A few weeks ago I ran across an old manila folder containing a collection of columns I wrote for the Jacksonville Daily News more than 20 years ago — 1997 in fact. Because I still like a few of them, I’ll share one or two over the next few weeks.
Today I’m offering one first published on April 27, 1997. Some columns are simply about memories. This is one about a funny showdown I witnessed first hand from my childhood — only mildly exaggerated for comedic effect, mildly.
Here goes …
He wasn’t “The Kid,” not yet. It would take finesse, time, and some tears to become “The Kid.”
But it was coming. Everybody could see it. After all “The Kid” even in-waiting had all the signs. His determination was more steely than a piston. He had the glare of a pickpocket at a street festival.
And he had a slouch. He was no slouch at slouching this “Kid” to be.
What he lacked was a reputation. There was a question about his moxie. Most didn’t know if he could cut the mustard, or the mayonnaise.
But it would happen — and in an episode so ugly it would be recounted later and earn comparisons to the “Checkers” speech by Nixon or any random scene from movies by Adam Sandler. In fact he became “The Kid,” better known as “The Potato Salad Kid,” at the age of eight. I was a witness. “The Potato Salad Kid” is my brother.
Thus I knew the kid before he became “The Kid,” and even then his temper was already legendary even though he had yet to take up golf.
But no one thought that he would have the guts to call out the High Sheriff of Food Cops, the Marshal Matt Dillon of the range, and oven and spatula. She was also known by an alias — Mom.
House Rule No. 1 in those days started with “Don’t fool with mom.” It was especially foolhardy to challenge House Rule No. 2: All consumers must sample at least one bite of any item placed upon a plate.
Thus the battle line was drawn. It was potato salad at a table-length.
“Don’t like it,” my brother mumbled into his chest.
“You haven’t tried it,” Mom said. “You couldn’t possibly know if you like it or not.”
“Then you WON’T leave this table UNTIL you do.”
There it was. My father and I acknowledged this dreaded impasse and did the logical and safe thing — bolted to the living room, but still within earshot. We had to hear this go down.
“I’ll throw up,” my brother warned as he held a fork applied with a dab of rapidly aging potato salad.
“So throw up,” my mother countered from across the table, arms folded.
Clang of fork on plate.
“Sniff, sniff, waaaaaaaaaa …”
“. . . waaaaaaaaaaah!”
Gak, gak, ak-ak,” he moaned and attempted to place the now antique yellow goo on the back of his tongue for rapid and painless entry.
“Good, ” mom said, clearly exasperated with the entire ordeal.
Four seconds later “The Kid” ran to the bathroom for a quick deposit, the logical outcome of swallowing potato salad exposed to room temperature for the amount of time it takes to watch a 12-inning Major League Baseball game.
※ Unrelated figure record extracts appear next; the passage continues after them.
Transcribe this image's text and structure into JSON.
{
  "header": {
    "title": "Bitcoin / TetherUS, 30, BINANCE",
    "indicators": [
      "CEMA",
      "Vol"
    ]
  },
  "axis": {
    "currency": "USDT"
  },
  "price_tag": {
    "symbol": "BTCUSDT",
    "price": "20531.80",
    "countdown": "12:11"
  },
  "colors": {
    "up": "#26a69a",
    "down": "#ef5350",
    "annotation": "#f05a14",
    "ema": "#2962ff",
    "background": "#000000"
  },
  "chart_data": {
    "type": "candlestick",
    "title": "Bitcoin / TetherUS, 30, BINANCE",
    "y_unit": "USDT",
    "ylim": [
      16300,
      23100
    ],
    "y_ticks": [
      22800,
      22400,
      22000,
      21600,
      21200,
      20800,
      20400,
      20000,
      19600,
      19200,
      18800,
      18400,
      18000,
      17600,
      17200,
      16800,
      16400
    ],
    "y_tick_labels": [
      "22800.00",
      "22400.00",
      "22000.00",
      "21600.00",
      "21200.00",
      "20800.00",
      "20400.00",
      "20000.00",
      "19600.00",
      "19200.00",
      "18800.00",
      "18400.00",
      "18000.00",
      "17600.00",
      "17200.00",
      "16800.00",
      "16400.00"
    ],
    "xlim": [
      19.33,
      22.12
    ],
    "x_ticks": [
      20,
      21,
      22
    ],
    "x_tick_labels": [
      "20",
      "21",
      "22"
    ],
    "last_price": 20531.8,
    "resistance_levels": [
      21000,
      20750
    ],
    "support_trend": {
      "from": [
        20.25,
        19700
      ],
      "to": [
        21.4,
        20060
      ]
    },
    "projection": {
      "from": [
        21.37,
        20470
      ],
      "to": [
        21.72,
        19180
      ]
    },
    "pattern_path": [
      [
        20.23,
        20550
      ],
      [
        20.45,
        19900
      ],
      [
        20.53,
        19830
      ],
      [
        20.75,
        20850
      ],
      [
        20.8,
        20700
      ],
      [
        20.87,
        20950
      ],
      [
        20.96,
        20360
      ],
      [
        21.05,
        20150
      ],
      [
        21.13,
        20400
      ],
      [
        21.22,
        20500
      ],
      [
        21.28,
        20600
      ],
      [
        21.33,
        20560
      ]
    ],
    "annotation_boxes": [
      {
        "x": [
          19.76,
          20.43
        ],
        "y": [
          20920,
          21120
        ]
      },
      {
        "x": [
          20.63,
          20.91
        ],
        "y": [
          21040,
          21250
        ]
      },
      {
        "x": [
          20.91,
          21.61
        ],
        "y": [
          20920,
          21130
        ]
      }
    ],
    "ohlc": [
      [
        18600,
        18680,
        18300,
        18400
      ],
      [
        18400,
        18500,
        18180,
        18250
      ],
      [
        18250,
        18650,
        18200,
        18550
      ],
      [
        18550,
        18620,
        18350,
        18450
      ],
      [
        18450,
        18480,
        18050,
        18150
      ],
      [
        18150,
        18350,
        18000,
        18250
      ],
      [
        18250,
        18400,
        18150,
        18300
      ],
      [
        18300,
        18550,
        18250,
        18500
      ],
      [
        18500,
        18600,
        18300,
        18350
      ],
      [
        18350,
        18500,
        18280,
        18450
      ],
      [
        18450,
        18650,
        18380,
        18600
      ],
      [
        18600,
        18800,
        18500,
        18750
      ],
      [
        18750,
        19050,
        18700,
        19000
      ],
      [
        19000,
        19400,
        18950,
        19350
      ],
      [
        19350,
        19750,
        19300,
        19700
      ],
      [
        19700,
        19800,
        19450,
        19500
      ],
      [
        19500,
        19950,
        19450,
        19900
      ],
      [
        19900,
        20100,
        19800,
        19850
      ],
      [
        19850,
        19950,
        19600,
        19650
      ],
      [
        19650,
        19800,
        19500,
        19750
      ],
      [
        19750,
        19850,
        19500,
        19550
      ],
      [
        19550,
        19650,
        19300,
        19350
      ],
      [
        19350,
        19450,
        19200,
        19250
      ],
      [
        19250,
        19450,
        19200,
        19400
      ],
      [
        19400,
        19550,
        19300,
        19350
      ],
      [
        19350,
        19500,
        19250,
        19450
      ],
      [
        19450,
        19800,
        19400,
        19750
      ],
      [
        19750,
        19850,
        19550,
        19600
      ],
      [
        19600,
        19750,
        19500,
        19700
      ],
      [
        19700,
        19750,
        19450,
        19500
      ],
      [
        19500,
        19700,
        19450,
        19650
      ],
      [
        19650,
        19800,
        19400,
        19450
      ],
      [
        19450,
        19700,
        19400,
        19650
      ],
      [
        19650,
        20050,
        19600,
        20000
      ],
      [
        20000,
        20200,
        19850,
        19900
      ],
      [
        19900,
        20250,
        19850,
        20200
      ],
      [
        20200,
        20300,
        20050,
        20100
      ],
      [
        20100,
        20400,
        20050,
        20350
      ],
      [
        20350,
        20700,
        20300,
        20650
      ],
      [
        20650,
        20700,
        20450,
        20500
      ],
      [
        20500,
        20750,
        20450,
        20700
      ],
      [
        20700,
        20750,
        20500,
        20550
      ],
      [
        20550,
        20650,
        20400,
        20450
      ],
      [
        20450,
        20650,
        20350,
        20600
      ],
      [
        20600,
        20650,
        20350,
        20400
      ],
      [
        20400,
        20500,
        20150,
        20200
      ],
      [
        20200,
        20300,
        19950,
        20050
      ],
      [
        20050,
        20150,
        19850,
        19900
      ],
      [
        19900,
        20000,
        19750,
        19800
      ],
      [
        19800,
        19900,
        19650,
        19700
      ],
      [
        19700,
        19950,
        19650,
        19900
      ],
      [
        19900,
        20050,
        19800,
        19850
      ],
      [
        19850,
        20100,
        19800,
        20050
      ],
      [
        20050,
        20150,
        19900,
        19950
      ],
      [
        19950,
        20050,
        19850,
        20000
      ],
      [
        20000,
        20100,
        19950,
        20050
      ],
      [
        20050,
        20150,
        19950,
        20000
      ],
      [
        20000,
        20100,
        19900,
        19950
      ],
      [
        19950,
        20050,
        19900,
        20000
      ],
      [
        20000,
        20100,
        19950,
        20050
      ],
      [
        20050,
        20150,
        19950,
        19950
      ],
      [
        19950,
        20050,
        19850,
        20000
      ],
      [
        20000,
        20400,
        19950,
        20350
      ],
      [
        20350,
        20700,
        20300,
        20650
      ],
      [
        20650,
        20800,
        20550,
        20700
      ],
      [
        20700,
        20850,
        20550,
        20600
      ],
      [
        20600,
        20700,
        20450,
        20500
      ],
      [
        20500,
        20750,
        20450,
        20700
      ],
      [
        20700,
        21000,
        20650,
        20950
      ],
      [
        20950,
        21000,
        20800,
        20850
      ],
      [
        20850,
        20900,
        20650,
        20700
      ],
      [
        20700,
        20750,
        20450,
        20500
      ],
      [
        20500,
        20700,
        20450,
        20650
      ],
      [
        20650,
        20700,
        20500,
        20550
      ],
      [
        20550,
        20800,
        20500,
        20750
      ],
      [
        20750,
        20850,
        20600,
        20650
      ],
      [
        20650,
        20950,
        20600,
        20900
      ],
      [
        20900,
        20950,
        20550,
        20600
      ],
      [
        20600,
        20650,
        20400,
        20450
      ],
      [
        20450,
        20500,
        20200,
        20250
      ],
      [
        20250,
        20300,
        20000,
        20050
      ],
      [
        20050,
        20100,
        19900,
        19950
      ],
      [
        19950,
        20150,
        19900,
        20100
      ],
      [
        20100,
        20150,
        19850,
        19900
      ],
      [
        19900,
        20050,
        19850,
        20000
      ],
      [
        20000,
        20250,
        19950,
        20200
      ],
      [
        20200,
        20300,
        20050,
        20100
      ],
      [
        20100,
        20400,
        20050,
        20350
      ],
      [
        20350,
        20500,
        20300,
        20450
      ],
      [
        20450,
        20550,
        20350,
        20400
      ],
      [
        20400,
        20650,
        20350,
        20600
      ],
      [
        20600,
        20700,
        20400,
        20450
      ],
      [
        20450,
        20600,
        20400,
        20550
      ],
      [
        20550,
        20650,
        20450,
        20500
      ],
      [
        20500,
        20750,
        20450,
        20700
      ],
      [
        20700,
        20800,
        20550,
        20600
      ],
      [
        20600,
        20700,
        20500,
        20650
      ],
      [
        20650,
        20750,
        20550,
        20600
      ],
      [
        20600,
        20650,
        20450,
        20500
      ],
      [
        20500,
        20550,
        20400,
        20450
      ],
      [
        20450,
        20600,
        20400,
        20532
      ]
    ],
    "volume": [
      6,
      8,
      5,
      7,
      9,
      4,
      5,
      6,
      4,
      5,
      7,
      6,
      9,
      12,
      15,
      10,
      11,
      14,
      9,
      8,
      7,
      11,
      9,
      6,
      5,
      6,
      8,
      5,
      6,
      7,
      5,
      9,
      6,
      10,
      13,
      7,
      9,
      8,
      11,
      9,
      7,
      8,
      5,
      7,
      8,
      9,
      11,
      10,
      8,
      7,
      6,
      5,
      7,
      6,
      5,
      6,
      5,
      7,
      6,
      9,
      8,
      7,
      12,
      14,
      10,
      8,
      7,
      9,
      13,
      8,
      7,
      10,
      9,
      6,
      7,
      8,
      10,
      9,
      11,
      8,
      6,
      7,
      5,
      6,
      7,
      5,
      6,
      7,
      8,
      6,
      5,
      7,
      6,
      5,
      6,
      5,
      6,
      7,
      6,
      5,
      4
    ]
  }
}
My brother was bruised but hardly broken by the ordeal. It did give him a big reputation briefly among the other kids in town who for months called him “The Potato Salad Kid.” Not sure he cared much for it in retrospect.
Twenty years later, long after everyone stopped calling him “The Potato Salad Kid” even though he still won’t touch the stuff, we discussed the episode and whether it ranked with the gunfight at the OK Corral or the third bout between Muhammad Ali and Joe Frazier.
“You know, mom apologized for that,” he said.
“Really, when?” I asked.
“About a month ago,” he said.
“The Kid” cut the mustard after all.